There will still be plenty of competition in the ARM server space, but with Intel having delivered its eight-core "Avoton" C2000 Atom server chips last September, which have 64-bit processing and memory addressing and which are well ahead of the ARMv8 pack, getting the attention of server buyers and server makers is going to be more difficult. Intel is also working on a system-on-chip variant of its future "Broadwell" Xeon E3 processor, due this year, and will also get a kicker to Avoton, called "Denverton," into the field this year.
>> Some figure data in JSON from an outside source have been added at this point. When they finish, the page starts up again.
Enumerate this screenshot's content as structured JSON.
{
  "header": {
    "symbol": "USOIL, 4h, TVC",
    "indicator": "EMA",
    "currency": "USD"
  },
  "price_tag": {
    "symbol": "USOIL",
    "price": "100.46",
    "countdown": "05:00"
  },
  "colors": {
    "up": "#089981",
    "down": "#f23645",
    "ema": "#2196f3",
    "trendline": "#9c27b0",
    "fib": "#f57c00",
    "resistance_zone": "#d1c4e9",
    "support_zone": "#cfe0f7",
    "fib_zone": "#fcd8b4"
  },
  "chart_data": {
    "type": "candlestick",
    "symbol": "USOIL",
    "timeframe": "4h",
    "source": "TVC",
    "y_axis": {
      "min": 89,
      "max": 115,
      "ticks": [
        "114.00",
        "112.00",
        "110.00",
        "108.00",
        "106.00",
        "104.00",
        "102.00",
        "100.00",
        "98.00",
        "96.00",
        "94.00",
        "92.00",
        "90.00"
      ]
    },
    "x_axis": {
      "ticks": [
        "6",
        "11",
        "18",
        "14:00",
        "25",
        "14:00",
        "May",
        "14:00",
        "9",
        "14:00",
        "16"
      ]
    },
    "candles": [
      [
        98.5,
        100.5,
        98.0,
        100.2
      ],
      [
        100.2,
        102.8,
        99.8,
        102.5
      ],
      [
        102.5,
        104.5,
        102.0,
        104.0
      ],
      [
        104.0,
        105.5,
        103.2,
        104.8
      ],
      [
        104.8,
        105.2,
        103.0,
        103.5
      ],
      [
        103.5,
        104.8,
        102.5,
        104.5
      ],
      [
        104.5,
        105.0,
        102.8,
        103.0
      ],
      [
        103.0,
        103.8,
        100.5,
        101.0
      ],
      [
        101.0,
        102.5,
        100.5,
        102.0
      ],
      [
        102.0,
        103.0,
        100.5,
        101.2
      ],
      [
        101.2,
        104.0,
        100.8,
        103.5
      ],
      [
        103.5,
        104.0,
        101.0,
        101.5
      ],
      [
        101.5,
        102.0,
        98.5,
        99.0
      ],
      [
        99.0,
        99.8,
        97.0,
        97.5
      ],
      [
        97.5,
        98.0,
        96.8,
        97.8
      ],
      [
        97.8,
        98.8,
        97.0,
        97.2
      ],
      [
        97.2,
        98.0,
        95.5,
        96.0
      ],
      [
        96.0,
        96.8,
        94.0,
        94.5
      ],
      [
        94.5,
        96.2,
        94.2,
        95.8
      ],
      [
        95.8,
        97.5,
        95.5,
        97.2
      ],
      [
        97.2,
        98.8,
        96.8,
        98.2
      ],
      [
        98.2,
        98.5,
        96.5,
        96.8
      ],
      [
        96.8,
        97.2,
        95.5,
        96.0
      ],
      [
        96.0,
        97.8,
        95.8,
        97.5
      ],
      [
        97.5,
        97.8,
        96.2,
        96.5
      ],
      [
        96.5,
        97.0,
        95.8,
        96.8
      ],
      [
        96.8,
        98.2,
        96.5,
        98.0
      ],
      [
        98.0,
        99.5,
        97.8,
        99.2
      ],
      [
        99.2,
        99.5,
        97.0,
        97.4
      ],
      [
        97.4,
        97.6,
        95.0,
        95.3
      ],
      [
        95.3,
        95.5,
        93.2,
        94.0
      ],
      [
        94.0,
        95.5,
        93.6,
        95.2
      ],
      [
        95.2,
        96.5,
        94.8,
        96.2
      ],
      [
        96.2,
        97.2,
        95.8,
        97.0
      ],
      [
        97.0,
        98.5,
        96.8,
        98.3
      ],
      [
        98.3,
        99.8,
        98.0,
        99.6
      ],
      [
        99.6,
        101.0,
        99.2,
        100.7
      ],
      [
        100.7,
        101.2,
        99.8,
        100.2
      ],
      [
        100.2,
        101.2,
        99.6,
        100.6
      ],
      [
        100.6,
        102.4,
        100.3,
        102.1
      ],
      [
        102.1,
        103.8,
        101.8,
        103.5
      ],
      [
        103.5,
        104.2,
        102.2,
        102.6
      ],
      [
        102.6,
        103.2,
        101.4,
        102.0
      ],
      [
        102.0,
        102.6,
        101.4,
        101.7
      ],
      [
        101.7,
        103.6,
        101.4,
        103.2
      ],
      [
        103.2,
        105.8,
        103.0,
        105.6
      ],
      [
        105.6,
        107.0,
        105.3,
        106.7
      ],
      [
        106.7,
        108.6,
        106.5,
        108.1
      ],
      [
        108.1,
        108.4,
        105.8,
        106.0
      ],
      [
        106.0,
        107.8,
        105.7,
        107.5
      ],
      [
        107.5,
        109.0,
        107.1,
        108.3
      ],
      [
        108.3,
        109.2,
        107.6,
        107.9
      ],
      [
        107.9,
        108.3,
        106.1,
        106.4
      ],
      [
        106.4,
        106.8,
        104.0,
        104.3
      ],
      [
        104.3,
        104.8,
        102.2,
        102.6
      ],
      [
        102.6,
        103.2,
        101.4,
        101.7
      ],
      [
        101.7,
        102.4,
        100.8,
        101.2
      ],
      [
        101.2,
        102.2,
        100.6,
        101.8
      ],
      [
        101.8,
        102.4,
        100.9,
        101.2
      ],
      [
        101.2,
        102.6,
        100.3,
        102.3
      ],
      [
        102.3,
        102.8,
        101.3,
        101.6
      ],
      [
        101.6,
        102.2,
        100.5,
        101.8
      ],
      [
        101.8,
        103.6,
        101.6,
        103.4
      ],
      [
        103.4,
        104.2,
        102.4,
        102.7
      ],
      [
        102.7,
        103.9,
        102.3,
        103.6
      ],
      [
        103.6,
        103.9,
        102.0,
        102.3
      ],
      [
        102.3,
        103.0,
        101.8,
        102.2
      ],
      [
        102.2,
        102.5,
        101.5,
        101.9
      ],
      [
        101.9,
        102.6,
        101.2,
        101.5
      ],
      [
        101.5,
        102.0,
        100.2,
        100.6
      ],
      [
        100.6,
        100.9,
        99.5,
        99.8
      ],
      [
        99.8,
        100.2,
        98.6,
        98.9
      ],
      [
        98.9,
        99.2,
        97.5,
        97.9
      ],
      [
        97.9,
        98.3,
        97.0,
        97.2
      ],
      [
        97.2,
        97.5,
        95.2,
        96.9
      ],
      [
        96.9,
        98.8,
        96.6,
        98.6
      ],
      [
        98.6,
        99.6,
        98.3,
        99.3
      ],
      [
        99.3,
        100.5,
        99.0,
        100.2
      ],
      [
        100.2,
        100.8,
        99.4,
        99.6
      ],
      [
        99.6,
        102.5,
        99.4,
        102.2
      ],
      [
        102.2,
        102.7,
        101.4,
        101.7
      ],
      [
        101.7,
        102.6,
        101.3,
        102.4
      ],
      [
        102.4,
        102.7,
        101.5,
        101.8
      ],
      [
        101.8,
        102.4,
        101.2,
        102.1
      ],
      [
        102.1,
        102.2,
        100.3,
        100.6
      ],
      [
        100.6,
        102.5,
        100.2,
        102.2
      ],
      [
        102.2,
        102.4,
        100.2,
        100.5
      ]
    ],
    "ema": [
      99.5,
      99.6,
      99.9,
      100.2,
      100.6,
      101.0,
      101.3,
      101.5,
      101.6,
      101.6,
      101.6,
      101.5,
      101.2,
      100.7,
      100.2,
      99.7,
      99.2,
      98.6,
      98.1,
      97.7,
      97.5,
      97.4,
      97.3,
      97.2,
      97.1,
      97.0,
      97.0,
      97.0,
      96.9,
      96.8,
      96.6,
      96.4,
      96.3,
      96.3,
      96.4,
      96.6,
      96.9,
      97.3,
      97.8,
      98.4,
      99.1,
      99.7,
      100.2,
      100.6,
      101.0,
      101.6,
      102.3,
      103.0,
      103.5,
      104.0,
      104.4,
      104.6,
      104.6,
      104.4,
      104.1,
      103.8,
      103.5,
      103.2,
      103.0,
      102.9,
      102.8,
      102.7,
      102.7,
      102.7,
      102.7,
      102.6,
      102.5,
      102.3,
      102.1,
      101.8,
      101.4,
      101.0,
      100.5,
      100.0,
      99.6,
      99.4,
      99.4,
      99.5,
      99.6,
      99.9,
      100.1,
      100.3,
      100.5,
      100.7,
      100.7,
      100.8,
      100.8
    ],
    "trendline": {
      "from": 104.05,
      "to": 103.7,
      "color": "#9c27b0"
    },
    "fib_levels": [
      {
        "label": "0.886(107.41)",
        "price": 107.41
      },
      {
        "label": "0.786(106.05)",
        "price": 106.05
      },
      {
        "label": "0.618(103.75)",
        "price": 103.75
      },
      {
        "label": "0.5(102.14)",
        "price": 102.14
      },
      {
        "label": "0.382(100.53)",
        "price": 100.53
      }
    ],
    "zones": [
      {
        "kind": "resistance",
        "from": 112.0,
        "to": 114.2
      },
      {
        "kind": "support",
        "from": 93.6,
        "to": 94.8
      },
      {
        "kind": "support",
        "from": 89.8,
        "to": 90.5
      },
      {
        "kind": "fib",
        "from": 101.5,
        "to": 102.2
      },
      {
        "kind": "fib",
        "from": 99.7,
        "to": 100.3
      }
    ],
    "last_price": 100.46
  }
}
Both Broadwell and Denverton will be implemented using Intel's 14 nanometer technologies and will no doubt give any 64-bit ARM server chip a serious run for the money.

This is what happens when you give Intel three or four years to take on a competitive threat and when it has a significant chip fabrication process advantage.

Calxeda started out life in January 2008 as Smooth-Stone, and that was a reference to the rock that David put in his slingshot to slay Goliath with the strength of his arm. The company came out of stealth mode in August 2010, announcing that it had raised $48 million in two rounds of funding. The company closed its Series C in October 2012, bringing in another $55 million, and was in the process of peddling its Series D round when the investors said no dice on more dough. Evans and ARM Holdings kicked in angel funding to get the company started. Advanced Technology Investment Company, the investment arm of the government of Abu Dhabi that owns chip foundry GlobalFoundries, was an early investor in Calxeda, as was Battery Ventures, Flybridge Capital Partners, and Highland Capital Partners. Austin Ventures and Vulcan Capital were added during the Series C round.

Evans, who used to run Intel's low-powered X86 and XScale ARM server chip unit (the latter which it bought from Digital equipment and then sold to Marvell), was joined in founding Calxeda by chip engineer David Borland, who worked at Intel, AMD, and Marvell. Larry Wikelius, who managed alliances for Opteron server maker Newisys before it was acquired by contract manufacturer Sanmina-SCI in 2003, was also a co-founder.

The question now is what is the Fleet Fabric interconnect worth? Calxeda raised a total of $103 million, and a substantial portion of the investment was used to license ARM cores and to develop that interconnect. The price will no doubt depend on how well it performs at scale, and as far as we know, no one has bought enough servers based on the Calxeda chips to push it to the limits.